我正在使用 Azure Databricks Autoloader 将文件从 ADLS Gen 2 处理到 Delta Lake。我以以下方式编写了我的 Foreach 批处理函数（pyspark）：

#Rename incoming dataframe columns
schemadf = transformschema.renameColumns(microBatchDF,fileconfig)

# Apply simple tranformation on schemadf using createOrReplaceTempView
modifieddf = applytransform(schemadf,targettable,targetdatabase,fileconfig)   

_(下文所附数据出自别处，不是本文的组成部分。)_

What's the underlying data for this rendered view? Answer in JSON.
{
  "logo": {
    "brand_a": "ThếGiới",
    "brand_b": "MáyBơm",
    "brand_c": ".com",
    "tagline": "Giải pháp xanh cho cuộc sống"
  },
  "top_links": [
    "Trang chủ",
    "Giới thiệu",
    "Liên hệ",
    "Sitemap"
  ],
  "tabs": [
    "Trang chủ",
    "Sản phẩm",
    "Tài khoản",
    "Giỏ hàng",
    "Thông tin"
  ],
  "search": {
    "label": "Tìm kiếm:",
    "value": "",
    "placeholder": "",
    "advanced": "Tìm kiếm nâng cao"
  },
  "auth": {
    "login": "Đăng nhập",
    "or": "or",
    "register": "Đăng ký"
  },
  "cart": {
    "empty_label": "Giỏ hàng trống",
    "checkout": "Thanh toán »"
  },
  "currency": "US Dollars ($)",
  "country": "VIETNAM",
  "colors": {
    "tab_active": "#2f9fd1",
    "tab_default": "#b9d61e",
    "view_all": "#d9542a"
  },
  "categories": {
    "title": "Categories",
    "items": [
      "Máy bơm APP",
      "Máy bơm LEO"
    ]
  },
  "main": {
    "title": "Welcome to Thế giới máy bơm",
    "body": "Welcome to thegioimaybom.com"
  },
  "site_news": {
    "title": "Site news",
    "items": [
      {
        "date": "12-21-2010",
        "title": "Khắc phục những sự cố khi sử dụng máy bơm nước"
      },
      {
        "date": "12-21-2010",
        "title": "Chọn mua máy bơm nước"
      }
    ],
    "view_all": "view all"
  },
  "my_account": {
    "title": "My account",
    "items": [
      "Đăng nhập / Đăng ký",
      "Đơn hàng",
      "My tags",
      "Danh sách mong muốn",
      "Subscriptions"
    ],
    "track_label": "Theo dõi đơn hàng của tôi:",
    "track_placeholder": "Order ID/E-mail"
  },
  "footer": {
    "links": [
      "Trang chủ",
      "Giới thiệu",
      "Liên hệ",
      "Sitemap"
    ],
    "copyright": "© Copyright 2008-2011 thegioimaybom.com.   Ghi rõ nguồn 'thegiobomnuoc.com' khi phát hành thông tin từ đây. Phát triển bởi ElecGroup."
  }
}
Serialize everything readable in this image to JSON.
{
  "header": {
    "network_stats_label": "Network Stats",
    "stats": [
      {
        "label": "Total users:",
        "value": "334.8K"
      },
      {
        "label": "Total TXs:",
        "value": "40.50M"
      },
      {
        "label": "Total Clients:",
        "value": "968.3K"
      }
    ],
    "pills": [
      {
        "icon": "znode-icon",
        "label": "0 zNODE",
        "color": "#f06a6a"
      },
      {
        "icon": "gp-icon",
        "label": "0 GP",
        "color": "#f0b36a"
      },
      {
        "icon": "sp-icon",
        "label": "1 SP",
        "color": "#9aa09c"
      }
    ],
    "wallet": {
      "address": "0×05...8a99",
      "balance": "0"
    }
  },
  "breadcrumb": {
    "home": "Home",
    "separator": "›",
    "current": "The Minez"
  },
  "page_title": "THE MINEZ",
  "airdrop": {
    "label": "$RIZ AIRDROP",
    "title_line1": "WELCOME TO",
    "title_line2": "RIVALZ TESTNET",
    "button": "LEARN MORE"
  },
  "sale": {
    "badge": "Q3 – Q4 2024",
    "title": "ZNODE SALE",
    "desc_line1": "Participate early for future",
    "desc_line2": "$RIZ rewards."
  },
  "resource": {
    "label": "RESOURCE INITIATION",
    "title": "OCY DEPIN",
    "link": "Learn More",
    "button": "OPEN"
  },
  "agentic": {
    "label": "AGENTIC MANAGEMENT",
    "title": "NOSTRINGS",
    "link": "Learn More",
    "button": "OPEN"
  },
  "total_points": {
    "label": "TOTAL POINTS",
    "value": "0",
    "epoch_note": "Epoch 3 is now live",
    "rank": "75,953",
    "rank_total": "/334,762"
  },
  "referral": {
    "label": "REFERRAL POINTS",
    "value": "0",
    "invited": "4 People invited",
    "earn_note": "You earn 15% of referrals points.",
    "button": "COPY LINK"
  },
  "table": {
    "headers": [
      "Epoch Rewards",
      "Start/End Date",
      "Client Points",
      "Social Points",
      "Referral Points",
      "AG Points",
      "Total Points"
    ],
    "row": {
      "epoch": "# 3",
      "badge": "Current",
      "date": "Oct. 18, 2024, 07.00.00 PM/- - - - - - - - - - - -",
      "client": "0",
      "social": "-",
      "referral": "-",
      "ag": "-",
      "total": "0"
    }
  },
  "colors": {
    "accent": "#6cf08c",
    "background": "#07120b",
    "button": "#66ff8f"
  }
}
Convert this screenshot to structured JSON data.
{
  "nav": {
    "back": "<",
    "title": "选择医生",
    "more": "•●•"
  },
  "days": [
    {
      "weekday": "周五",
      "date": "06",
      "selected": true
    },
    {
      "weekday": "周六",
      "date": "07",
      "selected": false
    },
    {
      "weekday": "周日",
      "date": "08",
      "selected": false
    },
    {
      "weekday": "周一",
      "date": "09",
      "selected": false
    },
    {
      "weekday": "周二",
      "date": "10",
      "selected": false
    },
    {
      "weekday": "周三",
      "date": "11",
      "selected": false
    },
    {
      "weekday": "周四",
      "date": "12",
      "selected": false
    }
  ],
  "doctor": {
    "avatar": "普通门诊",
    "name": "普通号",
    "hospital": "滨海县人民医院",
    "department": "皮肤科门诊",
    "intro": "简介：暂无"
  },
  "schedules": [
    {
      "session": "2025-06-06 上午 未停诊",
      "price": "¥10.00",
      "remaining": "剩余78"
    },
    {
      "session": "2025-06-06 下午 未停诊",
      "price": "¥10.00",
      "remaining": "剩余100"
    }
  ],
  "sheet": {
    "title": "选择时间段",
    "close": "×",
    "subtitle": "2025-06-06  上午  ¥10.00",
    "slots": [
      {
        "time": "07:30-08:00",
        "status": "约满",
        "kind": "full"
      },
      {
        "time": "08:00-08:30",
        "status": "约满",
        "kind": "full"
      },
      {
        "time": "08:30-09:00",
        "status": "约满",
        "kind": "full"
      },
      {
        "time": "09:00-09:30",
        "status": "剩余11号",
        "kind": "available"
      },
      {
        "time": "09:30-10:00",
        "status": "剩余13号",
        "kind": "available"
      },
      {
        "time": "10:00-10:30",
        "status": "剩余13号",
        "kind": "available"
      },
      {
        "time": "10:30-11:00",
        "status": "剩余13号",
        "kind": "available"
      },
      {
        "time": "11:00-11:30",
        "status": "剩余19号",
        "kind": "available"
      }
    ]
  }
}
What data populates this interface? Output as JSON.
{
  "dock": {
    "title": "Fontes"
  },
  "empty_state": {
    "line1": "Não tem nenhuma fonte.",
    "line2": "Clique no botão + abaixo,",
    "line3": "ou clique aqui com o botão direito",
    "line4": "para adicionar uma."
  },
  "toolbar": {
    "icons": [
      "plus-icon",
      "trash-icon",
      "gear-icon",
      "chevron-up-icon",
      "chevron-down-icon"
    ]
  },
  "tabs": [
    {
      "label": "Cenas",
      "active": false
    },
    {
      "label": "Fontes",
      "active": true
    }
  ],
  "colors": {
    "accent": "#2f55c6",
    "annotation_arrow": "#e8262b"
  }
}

# Add audit cols to modifieddf
transformdf = auditlineage.addauditcols(modifieddf,fileconfig,appid

重命名列的代码

def renameColumns(dataframe, schema):
  str = schema['Schema']
  splitstr = list(str.split(','))   
  for c,n in zip(dataframe.columns,splitstr):
      dataframe=dataframe.withColumnRenamed(c,n)
  return dataframe

applytransform 代码

def applytransform(inputdf,targettable,targetdatabase,fileconfig):  
  logger.info('Inside applytransform for Database/Table {}.{}',targetdatabase,targettable)
  inputdf.createOrReplaceTempView("src_to_transform")
  lspark = inputdf._jdf.sparkSession()
  if 'TransformQuery' in fileconfig and fileconfig['TransformQuery'] is not None:
    vsqlscript = fileconfig['TransformQuery']
    df = lspark.sql(vsqlscript)    
    logger.info("Applied Tranform")    
    return df
  else:
    logger.info("Passed DF")
    return inputdf

addauditcols 代码

def addauditcols(inputdf,fileconfig,app_id):
    now = datetime.datetime.now()
    print(type(inputdf))    
    createdby = 'DatabricksJob-'+app_id
    datasource = fileconfig['Datasource']
    recordactiveind = 'Y'
    df = inputdf.withColumn('datasource',lit(datasource)).\
    withColumn('createdtimestamp',lit(now)).\
    withColumn('lastmodifiedtimestamp',lit(now)).\
    withColumn('createduserid',lit(createdby)).\
    withColumn('lastmodifieduserid',lit(createdby)).\
    withColumn('filepath',input_file_name()).\
    withColumn('recordactiveind',lit(recordactiveind))
    return df

applytransform 模块返回一个 py4j.java_gateway.JavaObject 而不是常规的 pyspark.sql.dataframe.DataFrame 因此我不能在 addauditcols 模块

中对 modifieddf 执行简单的 withColumn() 类型转换

我得到的错误如下：

2021-12-05 21:09:57.274 | INFO     | __main__:main:73 - modifieddf Type::: 
<class 'py4j.java_gateway.JavaObject'>
2021-12-05 21:09:57.421 | ERROR    | __main__:main:91 - Operating Failed for md_customer, with Exception Column is not iterable
Traceback (most recent call last):

  File "c:/Users/asdsad/integration-app\load2cleansed.py", line 99, in <module>
    main()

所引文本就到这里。